As a country steeped in myth and legend, it’s little surprise that stories and sightings of haunted apparitions abound in Ireland. “Even the ancient Romans were aware of the spooky tales of Ireland,” Dan says. “They conquered most of Britain but never invaded here. Perhaps they were too scared?”
As for Dublin itself, the city’s experience during the plague has left an indelible mark, something that the Gravedigger Tour highlights. “It is believed that the Dublin suburb of Tallaght gets its name from the Irish word Tamhlacht, which means 'plague monument,' after some long forgotten prehistoric pestilence,” Dan says. The Black Death, or Bubonic plague, tore through Ireland from 1348 to 1350, and between a quarter and a third of the population are believed to have died. That adds up to a lot of restless souls.
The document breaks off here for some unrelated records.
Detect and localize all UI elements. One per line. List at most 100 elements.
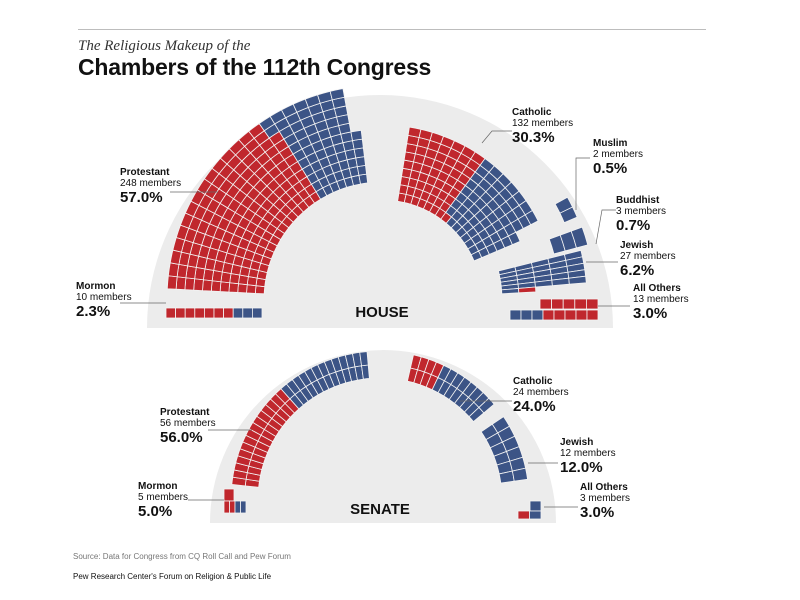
senate-catholic-seat — [478, 397, 495, 414]
house-catholic-seat — [507, 231, 521, 246]
senate-mormon-name: Mormon — [138, 481, 178, 492]
senate-mormon-seat — [234, 500, 241, 514]
house-protestant-seat — [202, 279, 213, 292]
senate-catholic-count: 24 members — [513, 387, 569, 398]
senate-mormon-seat — [223, 500, 230, 514]
house-others-seat — [551, 298, 564, 310]
senate-mormon-seat — [240, 500, 247, 514]
source-note: Source: Data for Congress from CQ Roll C… — [73, 552, 291, 561]
house-jewish-label: Jewish 27 members 6.2% — [620, 240, 676, 279]
house-muslim-percent: 0.5% — [593, 160, 628, 177]
house-mormon-seat — [251, 307, 263, 319]
senate-mormon-seat — [229, 500, 236, 514]
senate-others-seat — [529, 510, 542, 520]
house-buddhist-label: Buddhist 3 members 0.7% — [616, 195, 666, 234]
house-chamber-label: HOUSE — [355, 304, 409, 321]
house-others-seat — [509, 309, 522, 321]
house-muslim-seat — [559, 206, 578, 224]
senate-jewish-count: 12 members — [560, 448, 616, 459]
senate-protestant-seat — [361, 364, 370, 380]
house-mormon-seat — [175, 307, 186, 319]
house-others-seat — [574, 298, 587, 310]
house-others-seat — [586, 298, 599, 310]
house-protestant-seat — [246, 284, 257, 294]
house-catholic-name: Catholic — [512, 107, 552, 118]
organization-credit: Pew Research Center's Forum on Religion … — [73, 572, 272, 581]
house-protestant-name: Protestant — [120, 167, 170, 178]
house-others-name: All Others — [633, 283, 681, 294]
senate-mormon-percent: 5.0% — [138, 503, 173, 520]
senate-catholic-label: Catholic 24 members 24.0% — [513, 376, 569, 415]
senate-mormon-count: 5 members — [138, 492, 189, 503]
house-mormon-percent: 2.3% — [76, 303, 111, 320]
house-protestant-seat — [355, 156, 366, 168]
house-mormon-seat — [232, 307, 244, 319]
senate-jewish-label: Jewish 12 members 12.0% — [560, 437, 616, 476]
house-protestant-seat — [175, 276, 187, 291]
house-buddhist-name: Buddhist — [616, 195, 660, 206]
senate-protestant-percent: 56.0% — [160, 429, 203, 446]
house-jewish-percent: 6.2% — [620, 262, 655, 279]
house-protestant-seat — [358, 173, 369, 185]
house-mormon-seat — [165, 307, 177, 319]
house-protestant-seat — [193, 278, 204, 292]
house-others-seat — [562, 298, 576, 310]
senate-catholic-name: Catholic — [513, 376, 553, 387]
house-protestant-seat — [219, 281, 231, 293]
house-others-seat — [539, 298, 553, 310]
house-catholic-leader — [481, 130, 512, 144]
house-protestant-seat — [356, 164, 367, 176]
senate-mormon-label: Mormon 5 members 5.0% — [138, 481, 188, 520]
house-buddhist-leader — [595, 209, 616, 245]
house-protestant-seat — [350, 129, 363, 142]
house-catholic-seat — [524, 210, 539, 226]
senate-protestant-label: Protestant 56 members 56.0% — [160, 407, 216, 446]
senate-catholic-percent: 24.0% — [513, 398, 556, 415]
house-mormon-seat — [203, 307, 215, 319]
house-buddhist-percent: 0.7% — [616, 217, 651, 234]
senate-others-count: 3 members — [580, 493, 631, 504]
house-catholic-percent: 30.3% — [512, 129, 555, 146]
house-muslim-leader — [575, 157, 590, 210]
house-others-seat — [553, 309, 566, 321]
house-jewish-seat — [568, 275, 587, 285]
senate-chamber-label: SENATE — [350, 501, 410, 518]
house-jewish-seat — [518, 286, 537, 294]
house-mormon-label: Mormon 10 members 2.3% — [76, 281, 132, 320]
house-jewish-count: 27 members — [620, 251, 676, 262]
house-mormon-seat — [184, 307, 196, 319]
house-catholic-count: 132 members — [512, 118, 574, 129]
house-protestant-seat — [166, 275, 178, 290]
house-buddhist-seat — [570, 226, 589, 249]
senate-mormon-seat — [223, 488, 235, 502]
house-muslim-count: 2 members — [593, 149, 644, 160]
house-others-seat — [564, 309, 577, 321]
house-protestant-seat — [210, 280, 222, 292]
house-protestant-seat — [329, 88, 345, 101]
house-others-seat — [542, 309, 555, 321]
senate-others-label: All Others 3 members 3.0% — [580, 482, 630, 521]
leader-lines — [120, 130, 630, 508]
senate-others-seat — [529, 500, 542, 512]
chart-subtitle: The Religious Makeup of the — [78, 38, 251, 54]
house-muslim-label: Muslim 2 members 0.5% — [593, 138, 643, 177]
house-jewish-name: Jewish — [620, 240, 654, 251]
house-others-seat — [531, 309, 544, 321]
senate-others-name: All Others — [580, 482, 628, 493]
house-others-seat — [586, 309, 599, 321]
chart-title: Chambers of the 112th Congress — [78, 54, 432, 80]
house-mormon-seat — [223, 307, 234, 319]
house-seats — [165, 88, 599, 321]
senate-others-percent: 3.0% — [580, 504, 615, 521]
house-muslim-name: Muslim — [593, 138, 628, 149]
house-others-label: All Others 13 members 3.0% — [633, 283, 689, 322]
senate-jewish-name: Jewish — [560, 437, 594, 448]
house-protestant-seat — [228, 282, 239, 293]
house-protestant-seat — [167, 262, 180, 278]
house-others-seat — [520, 309, 533, 321]
house-protestant-seat — [184, 277, 196, 291]
senate-protestant-count: 56 members — [160, 418, 216, 429]
senate-jewish-seat — [511, 467, 529, 482]
senate-others-seat — [517, 510, 530, 520]
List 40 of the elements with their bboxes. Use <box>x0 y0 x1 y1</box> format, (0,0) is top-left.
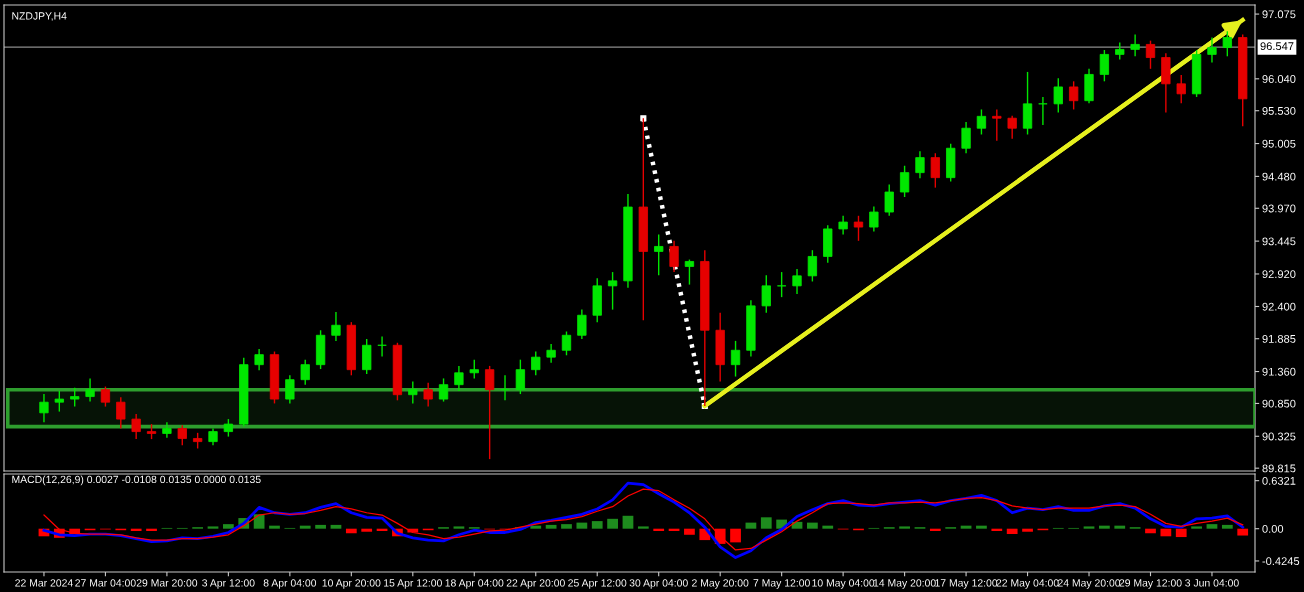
x-tick-label: 27 Mar 04:00 <box>75 579 136 587</box>
x-tick-label: 29 Mar 20:00 <box>136 579 198 587</box>
y-tick-label: -0.4245 <box>1262 557 1300 566</box>
x-tick-label: 10 Apr 20:00 <box>322 579 381 589</box>
x-tick-label: 10 May 04:00 <box>812 579 875 589</box>
x-tick-label: 7 May 12:00 <box>753 579 810 589</box>
y-tick-label: 92.400 <box>1262 302 1296 311</box>
chart-title: MACD(12,26,9) 0.0027 -0.0108 0.0135 0.0000 0.0135 <box>12 475 261 486</box>
x-tick-label: 18 Apr 04:00 <box>445 579 504 589</box>
text: NZDJPY,H4 <box>12 12 67 21</box>
y-tick-label: 93.445 <box>1262 237 1296 246</box>
x-tick-label: 22 Mar 2024 <box>15 579 73 587</box>
y-tick-label: 92.920 <box>1262 270 1296 279</box>
x-tick-label: 17 May 12:00 <box>935 579 998 589</box>
y-tick-label: 95.530 <box>1262 106 1296 115</box>
y-tick-label: 94.480 <box>1262 172 1296 181</box>
x-tick-label: 2 May 20:00 <box>692 579 749 589</box>
x-tick-label: 22 Apr 20:00 <box>506 579 565 589</box>
y-tick-label: 91.885 <box>1262 334 1296 343</box>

And then there are the grave robbers and body snatchers. “Prior to the Anatomy Act of 1832, medical students often had to use illegal means to get their hands on human cadavers,” Dan says. This, naturally, ushered in the practice of grave robbing.
Finally, he adds, Halloween may have been popularized and commercialized in the US, but it owes its origins to the Gaels. “Halloween was originally a pagan ancient Irish festival called Samhain, meaning 'end of summer.' It originated in Ireland around a thousand years ago, which is why so many Halloween traditions are Irish. For instance, Jack-o-lanterns were originally carved out of turnips. When the Irish emigrated to America, they adapted the tradition and used pumpkins instead.”